Endothelium-mediated coronary dilatation by adenosine does not depend on endothelial adenylate cyclase activation: studies in isolated guinea pig hearts.

Adenosine, applied to the coronary system of guinea pigs at up to 10(-6) M, elicits dilatation solely via an endothelium-mediated process. We investigated the role of coronary A2 receptors in this dilation, since the coronary endothelium possesses adenosine A2-receptors with a stimulatory action on the adenylate cyclase. In situ, A2 receptor stimulation can be assessed by prelabeling the coronary endothelial adenine nucleotide pool with 3H-adenosine and subsequently determining the rate of release of radiolabeled cAMP induced by A2 agonists. Thus, perfusion of isolated hearts with 5'-N-ethylcarboxamidoadenosine (NECA) dose-dependently increased coronary flow and the release of 3H-cAMP from the endothelium. In the presence of 50 microM 2',5'-dideoxyadenosine (ddA), a P-site agonist which inhibits the catalytic activity of adenylate cyclase, coronary flow increases induced by both adenosine and NECA were unaffected.
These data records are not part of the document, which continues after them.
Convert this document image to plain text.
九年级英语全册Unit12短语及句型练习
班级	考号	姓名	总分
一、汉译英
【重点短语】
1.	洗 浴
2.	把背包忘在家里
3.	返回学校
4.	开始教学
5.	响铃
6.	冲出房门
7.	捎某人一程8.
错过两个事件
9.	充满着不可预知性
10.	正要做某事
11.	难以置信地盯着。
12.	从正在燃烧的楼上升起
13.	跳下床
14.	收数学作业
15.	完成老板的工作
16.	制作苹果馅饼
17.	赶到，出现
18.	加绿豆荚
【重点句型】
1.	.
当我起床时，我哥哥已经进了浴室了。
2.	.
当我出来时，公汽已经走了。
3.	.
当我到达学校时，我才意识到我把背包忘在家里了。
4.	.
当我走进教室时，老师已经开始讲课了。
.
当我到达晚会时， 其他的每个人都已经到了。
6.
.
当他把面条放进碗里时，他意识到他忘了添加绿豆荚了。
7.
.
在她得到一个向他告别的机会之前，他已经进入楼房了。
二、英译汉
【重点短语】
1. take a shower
In contrast, ddA reduced the release of labeled cAMP in response to NECA by about 60%. In cultured endothelial cells, ddA likewise inhibited cAMP accumulation due to NECA by about 70%. Moreover, ddA antagonized the adenylate cyclase mediated flow response due to the PGI2 analogue, iloprost, as well as the positive chronotropic and inotropic actions of isoproterenol. The dissociation elicited by ddA between the coronary flow response and the release of cAMP strongly indicates that the endothelial A2 receptors which are linked to adenylate cyclase are not causally involved in endothelium-dependent coronary dilatation induced by adenosine.